Federal Indictment: Army Private Stole Fellow Soldiers’ Identities
For Immediate Release
U.S. Attorney's Office, District of Kansas
TOPEKA, KAN. – A former private in the U.S. Army stationed at Fort Riley has been indicted on charges of stealing his fellow soldiers’ identities, U.S. Attorney Barry Grissom said today.
Todd M. Newbrough was charged Wednesday with four counts of wire fraud, four counts of bank fraud, four counts of aggravated identity theft and one count of computer fraud. The crimes are alleged to have occurred at various times from 2011 to 2015 at Fort Riley, Kan.
The indictment alleges Newbrough used personal identifying information of fellow soldiers to obtain lines of credit and credit cards in their names. He got the information through his access to Leave and Earning Statements, Enlisted Record Brief and Alpha Roster records.
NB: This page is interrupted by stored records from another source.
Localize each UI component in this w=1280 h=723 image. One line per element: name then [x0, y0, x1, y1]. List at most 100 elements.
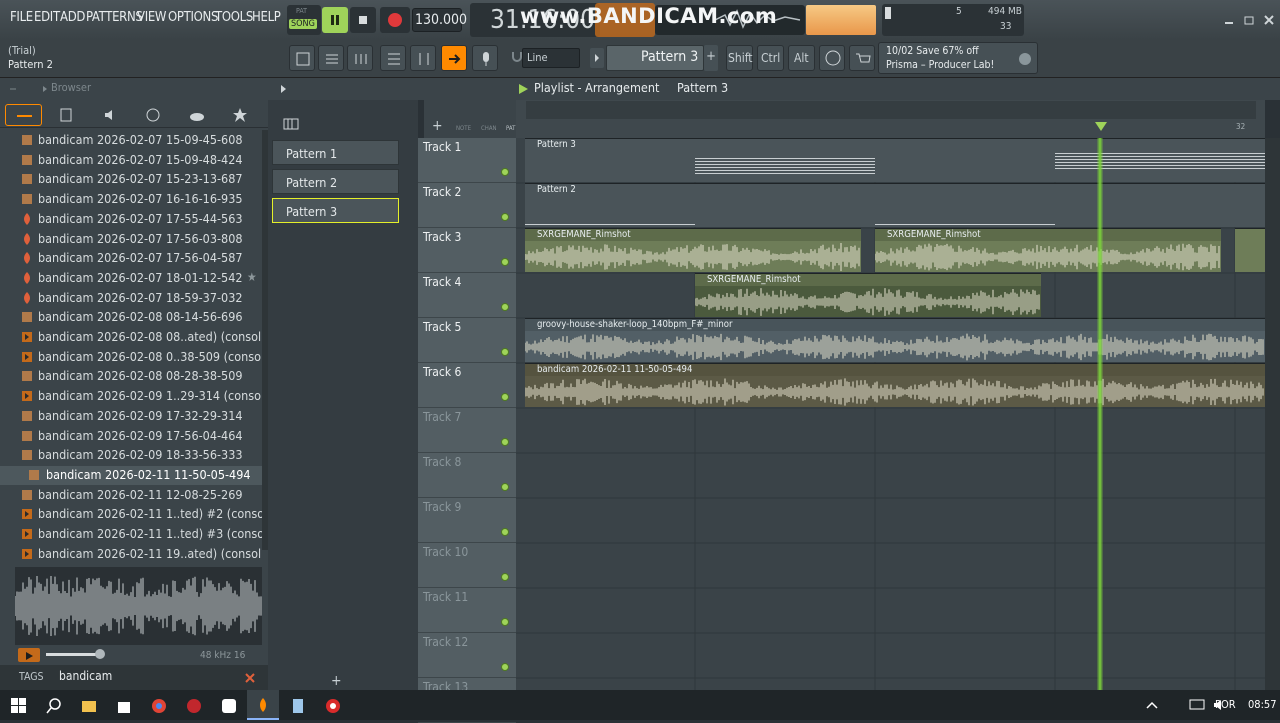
shift-key-button[interactable]: Shift — [726, 45, 753, 71]
clock[interactable]: 08:57 — [1248, 698, 1277, 711]
clip-track3-rimshot-1[interactable]: SXRGEMANE_Rimshot — [525, 228, 861, 272]
browser-item[interactable]: bandicam 2026-02-07 15-09-48-424 — [0, 151, 262, 170]
pattern-item-3[interactable]: Pattern 3 — [272, 198, 399, 223]
track-header[interactable]: Track 10 — [418, 543, 516, 588]
track-enable-led[interactable] — [501, 258, 509, 266]
clip-track6-bandicam-audio[interactable]: bandicam 2026-02-11 11-50-05-494 — [525, 363, 1265, 407]
minimize-button[interactable] — [1222, 12, 1236, 26]
browser-item[interactable]: bandicam 2026-02-07 17-56-04-587 — [0, 249, 262, 268]
browser-search-input[interactable]: bandicam — [59, 669, 112, 683]
menu-tools[interactable]: TOOLS — [215, 10, 253, 25]
filter-cloud-button[interactable] — [188, 107, 206, 123]
notepad-icon[interactable] — [290, 698, 306, 714]
browser-item[interactable]: bandicam 2026-02-07 18-59-37-032 — [0, 289, 262, 308]
fl-studio-taskbar-button[interactable] — [247, 690, 279, 720]
tool-button-1[interactable] — [289, 45, 315, 71]
news-panel[interactable]: 10/02 Save 67% off Prisma – Producer Lab… — [878, 42, 1038, 74]
clip-track3-rimshot-2[interactable]: SXRGEMANE_Rimshot — [875, 228, 1221, 272]
preview-volume-slider[interactable] — [46, 653, 98, 656]
playlist-grid[interactable]: Pattern 3 Pattern 2 SXRGEMANE_Rimshot SX… — [516, 138, 1265, 690]
menu-add[interactable]: ADD — [60, 10, 85, 25]
track-enable-led[interactable] — [501, 483, 509, 491]
track-enable-led[interactable] — [501, 438, 509, 446]
browser-item[interactable]: bandicam 2026-02-08 08-28-38-509 — [0, 367, 262, 386]
track-header[interactable]: Track 8 — [418, 453, 516, 498]
browser-item[interactable]: bandicam 2026-02-07 18-01-12-542 ★ — [0, 269, 262, 288]
tool-button-5[interactable] — [410, 45, 436, 71]
playlist-tools[interactable] — [323, 80, 533, 98]
clear-search-icon[interactable] — [244, 672, 256, 684]
track-header[interactable]: Track 12 — [418, 633, 516, 678]
tool-button-7[interactable] — [472, 45, 498, 71]
browser-item[interactable]: bandicam 2026-02-07 15-23-13-687 — [0, 170, 262, 189]
close-button[interactable] — [1262, 12, 1276, 26]
clip-track2-pattern[interactable]: Pattern 2 — [525, 183, 1265, 227]
track-enable-led[interactable] — [501, 663, 509, 671]
app-red-icon[interactable] — [186, 698, 202, 714]
record-button[interactable] — [380, 7, 410, 33]
tempo-display[interactable]: 130.000 — [412, 8, 467, 32]
track-enable-led[interactable] — [501, 303, 509, 311]
track-enable-led[interactable] — [501, 393, 509, 401]
tool-button-4[interactable] — [380, 45, 406, 71]
capcut-icon[interactable] — [221, 698, 237, 714]
track-header[interactable]: Track 4 — [418, 273, 516, 318]
browser-item[interactable]: bandicam 2026-02-07 17-55-44-563 — [0, 210, 262, 229]
track-header[interactable]: Track 6 — [418, 363, 516, 408]
clip-track5-shaker-loop[interactable]: groovy-house-shaker-loop_140bpm_F#_minor — [525, 318, 1265, 362]
browser-item[interactable]: bandicam 2026-02-08 08-14-56-696 — [0, 308, 262, 327]
browser-item[interactable]: bandicam 2026-02-11 11-50-05-494 — [0, 465, 262, 485]
add-track-plus[interactable]: + — [432, 118, 443, 134]
preview-play-button[interactable] — [18, 648, 40, 662]
browser-item[interactable]: bandicam 2026-02-09 17-56-04-464 — [0, 427, 262, 446]
piano-icon[interactable] — [283, 116, 299, 130]
menu-help[interactable]: HELP — [252, 10, 281, 25]
track-enable-led[interactable] — [501, 573, 509, 581]
track-header[interactable]: Track 5 — [418, 318, 516, 363]
triangle-right-icon[interactable] — [278, 84, 288, 94]
chevron-up-icon[interactable] — [1145, 700, 1159, 710]
browser-item[interactable]: bandicam 2026-02-07 15-09-45-608 — [0, 131, 262, 150]
menu-patterns[interactable]: PATTERNS — [86, 10, 143, 25]
chrome-icon[interactable] — [151, 698, 167, 714]
menu-edit[interactable]: EDIT — [34, 10, 60, 25]
filter-audio-button[interactable] — [102, 107, 118, 123]
browser-item[interactable]: bandicam 2026-02-09 17-32-29-314 — [0, 407, 262, 426]
filter-plugins-button[interactable] — [145, 107, 161, 123]
track-enable-led[interactable] — [501, 618, 509, 626]
filter-favorites-button[interactable] — [232, 107, 248, 123]
song-pattern-toggle[interactable]: PAT SONG — [287, 5, 321, 35]
snap-select[interactable]: Line — [522, 48, 580, 68]
help-button[interactable] — [819, 45, 845, 71]
bandicam-icon[interactable] — [325, 698, 341, 714]
clip-track4-rimshot[interactable]: SXRGEMANE_Rimshot — [695, 273, 1041, 317]
track-header[interactable]: Track 7 — [418, 408, 516, 453]
stop-button[interactable] — [350, 7, 376, 33]
track-header[interactable]: Track 2 — [418, 183, 516, 228]
track-enable-led[interactable] — [501, 168, 509, 176]
browser-item[interactable]: bandicam 2026-02-07 16-16-16-935 — [0, 190, 262, 209]
browser-item[interactable]: bandicam 2026-02-08 08..ated) (consolida… — [0, 328, 262, 347]
store-icon[interactable] — [116, 698, 132, 714]
browser-item[interactable]: bandicam 2026-02-08 0..38-509 (consolida… — [0, 348, 262, 367]
add-pattern-plus[interactable]: + — [331, 673, 342, 689]
menu-options[interactable]: OPTIONS — [168, 10, 218, 25]
browser-item[interactable]: bandicam 2026-02-09 18-33-56-333 — [0, 446, 262, 465]
track-header[interactable]: Track 11 — [418, 588, 516, 633]
search-icon[interactable] — [46, 698, 62, 714]
browser-item[interactable]: bandicam 2026-02-11 12-08-25-269 — [0, 486, 262, 505]
preview-volume-knob[interactable] — [95, 649, 105, 659]
browser-item[interactable]: bandicam 2026-02-07 17-56-03-808 — [0, 230, 262, 249]
track-enable-led[interactable] — [501, 528, 509, 536]
file-explorer-icon[interactable] — [81, 698, 97, 714]
tool-button-3[interactable] — [347, 45, 373, 71]
track-header[interactable]: Track 9 — [418, 498, 516, 543]
alt-key-button[interactable]: Alt — [788, 45, 815, 71]
language-indicator[interactable]: POR — [1215, 698, 1236, 711]
track-header[interactable]: Track 1 — [418, 138, 516, 183]
menu-view[interactable]: VIEW — [137, 10, 167, 25]
ctrl-key-button[interactable]: Ctrl — [757, 45, 784, 71]
track-enable-led[interactable] — [501, 213, 509, 221]
horizontal-scrollbar[interactable] — [526, 101, 1256, 119]
filter-all-button[interactable] — [5, 104, 42, 126]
If convicted, he faces a maximum penalty of 30 years in federal prison and a fine up to $1 million on each wire fraud and each bank fraud count, a mandatory consecutive two years on the aggravated identity theft counts, and a maximum penalty of five years and a fine up to $250,000 on the computer fraud count. The Army Criminal Investigation Division investigated. Assistant U.S. Attorney Christine Kenney and Special Assistant U.S. Attorney Robin Graham are prosecuting.
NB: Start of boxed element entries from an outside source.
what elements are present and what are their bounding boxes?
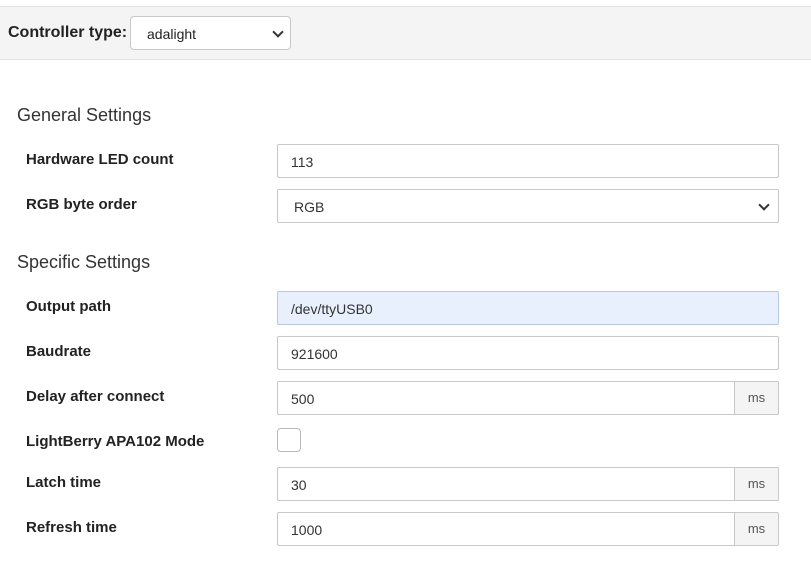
chevron-down-icon xyxy=(758,199,770,211)
led-count-label: Hardware LED count xyxy=(26,151,174,168)
controller-type-label: Controller type: xyxy=(8,24,128,41)
baudrate-input[interactable]: 921600 xyxy=(277,336,779,370)
baudrate-value: 921600 xyxy=(291,346,338,362)
baudrate-label: Baudrate xyxy=(26,343,92,360)
byte-order-value: RGB xyxy=(294,199,325,215)
controller-header: Controller type: adalight xyxy=(0,6,811,60)
controller-type-value: adalight xyxy=(147,26,197,42)
latch-time-label: Latch time xyxy=(26,474,102,491)
output-path-input[interactable]: /dev/ttyUSB0 xyxy=(277,291,779,325)
refresh-time-label: Refresh time xyxy=(26,519,117,536)
latch-unit-addon: ms xyxy=(734,467,779,501)
delay-input[interactable]: 500 xyxy=(277,381,734,415)
delay-value: 500 xyxy=(291,391,315,407)
delay-unit-addon: ms xyxy=(734,381,779,415)
refresh-unit-addon: ms xyxy=(734,512,779,546)
apa102-mode-label: LightBerry APA102 Mode xyxy=(26,433,205,450)
controller-type-select[interactable]: adalight xyxy=(130,16,291,50)
led-count-input[interactable]: 113 xyxy=(277,144,779,178)
latch-time-input[interactable]: 30 xyxy=(277,467,734,501)
output-path-value: /dev/ttyUSB0 xyxy=(291,301,373,317)
specific-settings-title: Specific Settings xyxy=(17,252,151,272)
led-count-value: 113 xyxy=(291,154,314,170)
delay-label: Delay after connect xyxy=(26,388,165,405)
general-settings-title: General Settings xyxy=(17,105,152,125)
apa102-mode-checkbox[interactable] xyxy=(277,428,301,452)
byte-order-select[interactable]: RGB xyxy=(277,189,779,223)
byte-order-label: RGB byte order xyxy=(26,196,137,213)
latch-time-value: 30 xyxy=(291,477,307,493)
chevron-down-icon xyxy=(272,26,284,38)
refresh-time-input[interactable]: 1000 xyxy=(277,512,734,546)
refresh-time-value: 1000 xyxy=(291,522,323,538)
output-path-label: Output path xyxy=(26,298,111,315)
“This is the culmination of a great deal of investigative work conducted by Special Agents from CCIU and our other law enforcement partners who were so critical to this investigation,” said Daniel Andrews, Director of the Computer Crime Investigative Unit (CCIU) for the U.S. Army
Criminal Investigation Command.
In all cases, defendants are presumed innocent until and unless proven guilty. The indictments merely contain allegations of criminal conduct.